Al momento non sappiamo se questa sentenza potrà tenere. La Corte Suprema di New York è un tribunale di primo grado e le sue decisioni sono soggette a revisione da parte delle corti d’appello superiori. Ma la sensazione è che, oltreoceano, qualcosa inizi a muoversi e che si possa finalmente iniziare a guardare a ciò che è stato fatto in termini di riduzione delle libertà in modo più sereno e ragionevole.
In questo senso sembrano andare anche le parole pronunciate dal nostro neo presidente del Consiglio, Giorgia Meloni, nel suo discorso inaugurale. “Nella gestione della pandemia qualcosa, decisamente, non ha funzionato e dunque voglio dire fin d’ora che non replicheremo in nessun caso quel modello”. E ancora: “Occorrerà fare chiarezza su quanto avvenuto durante la gestione della crisi pandemica. Lo si deve a chi ha perso la vita e a chi non si è risparmiato nelle corsie degli ospedali, mentre altri facevano affari milionari con la compravendita di mascherine e respiratori”.

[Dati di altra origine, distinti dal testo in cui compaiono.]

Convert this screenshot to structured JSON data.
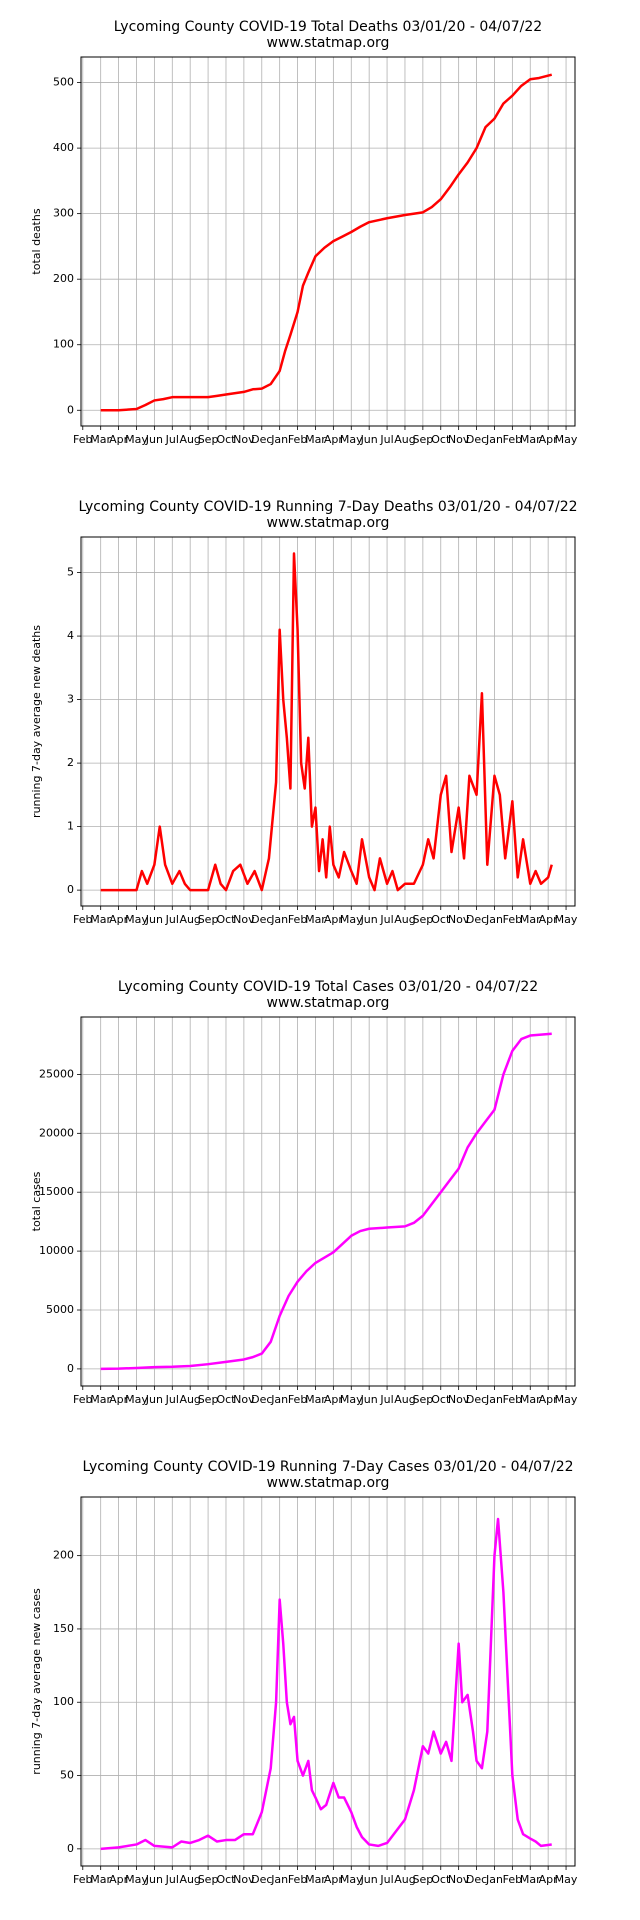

La parola d’ordine, dunque, è “mai più”. Lo si deve anche a tutti noi, insultati mentre facevamo jogging, rincorsi dalle forze dell’ordine sulle spiagge e costretti a mostrare un pezzo di carta per poter circolare. Di pandemie potremmo vederne altre, ma la bilancia tra diritto alla salute e libertà fondamentali non dovrà mai più pendere esclusivamente da un lato.